Two years ago my grandmother passed away. It was a devastating loss for our family. I’d never experienced death before in my life and although I was heartbroken to not have her in my life anymore, I made a promise to keep her spirit alive within our family. Whether it was through card games of gin rummy that she loved to play (and cheat at,) or trying to perfect her famous Filipino dishes that she never seemed to have a recipe for, she just winged it.
Last week, we did just that. When we were at my parents house I told my mom that I wanted to make the big lumpia. We’d made the small lumpia several times since my grandmother’s passing, but never sat down to take the time to make the big ones.
My mom gathered all of the ingredients and, just as my grandmother did with us, the kids sat down at the table and she taught them how to make the big lumpia. This might sound weird, but I felt my grandmother there with us as we rolled those lumpia. I’d hear her tell us, “too much water honey” or “be careful not to rip it Lauren.”
I told the girls how I used to do just what they were doing when I was there age. I hope they cherish these moments just as much as I did.
And grandma always thought you were never too young to start learning how to make lumpia, so Macks got in on the fun.
While grandma never had a recipe for her lumpia recipe, we did the best we could with what we remembered and I wanted to share this very special recipe with all of you. This is something that is so near and dear to my heart and I hope that if you do make them (and I promise you, you will want to make them) you think of my grandmother Pearl when you do.
Here’s what you need:
- 1 head of Chinese Cabbage (shredded)
- 1 head of Regular Cabbage (shredded)
- 2 cups bean sprouts
- 1/2 cup green onions (chopped)
- 1/2 cup long green beans (chopped)
- 1 cup onion
- 3 tablespoons garlic (minced)
- 1 pound ground pork
- salt and pepper to taste
- dash of soy sauce
- Spring roll wrappers
- vegetable or canola oil
- small bowl of water
While your chopping up the first five ingredients, fully cook the ground pork and set aside. Once you are done with that, grab a big pot and saute onions and garlic until clear.

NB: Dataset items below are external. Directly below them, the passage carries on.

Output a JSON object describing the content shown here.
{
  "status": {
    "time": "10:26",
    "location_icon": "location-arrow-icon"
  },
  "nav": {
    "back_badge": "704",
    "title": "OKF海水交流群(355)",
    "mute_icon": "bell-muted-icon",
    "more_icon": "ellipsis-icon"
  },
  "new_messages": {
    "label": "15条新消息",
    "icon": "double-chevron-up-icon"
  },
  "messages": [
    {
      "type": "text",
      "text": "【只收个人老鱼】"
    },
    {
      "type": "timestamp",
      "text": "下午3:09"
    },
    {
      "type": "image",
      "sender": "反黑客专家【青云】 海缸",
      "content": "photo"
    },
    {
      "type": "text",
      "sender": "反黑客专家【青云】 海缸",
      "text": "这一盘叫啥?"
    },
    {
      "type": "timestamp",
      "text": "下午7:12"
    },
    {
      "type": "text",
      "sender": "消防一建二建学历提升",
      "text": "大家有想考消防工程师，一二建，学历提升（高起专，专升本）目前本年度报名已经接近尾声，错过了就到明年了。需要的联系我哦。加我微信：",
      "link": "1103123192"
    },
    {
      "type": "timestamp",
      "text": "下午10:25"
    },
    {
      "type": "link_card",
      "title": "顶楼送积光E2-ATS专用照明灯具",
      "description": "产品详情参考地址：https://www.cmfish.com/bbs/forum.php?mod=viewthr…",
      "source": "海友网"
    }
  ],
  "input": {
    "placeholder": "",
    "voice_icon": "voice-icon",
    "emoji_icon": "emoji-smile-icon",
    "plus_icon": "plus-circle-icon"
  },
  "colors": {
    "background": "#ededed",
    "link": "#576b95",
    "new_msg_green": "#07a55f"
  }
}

Put on medium heat and cover, stirring occassionally. Cook for 30 minutes or until cabbage is soft. Drain well. Add salt and pepper to taste as well as a dash of soy sauce and mix.
Once the cabbage mixture has cooled, grab the spring roll wrapper and get ready to roll!
Grab one wrappers and put it in the shape of a diamond in front of you. Put a wet paper towel over the other wrappers so that they don’t dry out.
Take a spoonful of the cabbage mixture and put on the bottom of the wrapper.
Roll the bottom part up one and take the water and lightly wet the two (horizontal) sides of the lumpia wrapper.
Fold the sides in so that they stick (if they don’t stick, use more water.) Wet the top corner.
Roll the remaining part of the lumpia until complete (if it doesn’t stick, use more water.)
There is no wrong or right size for the lumpia. They all still taste delicious!
Once you are done rolling, heat up the oil and put the lumpa in until the wrapper turns a golden brown color.
Set on a paper towel to soak up the extra oil and let them cool.
We always make the lumpia with my grandmother’s famous sweet and sour sauce, but don’t even ask me how to make that because no one in our family has really perfected that and it takes a whole lot of standing by the stove and mixing things and tasting until you think you have the perfect combination. But of course what I think taste like grandma’s sweet and sour sauce tastes completely off to someone else in my family. I’ll perfect that recipe one day so I can teach it to my children and continue grandma’s legacy, just as she would have wanted me to.
For now, let’s just enjoy this lumpia!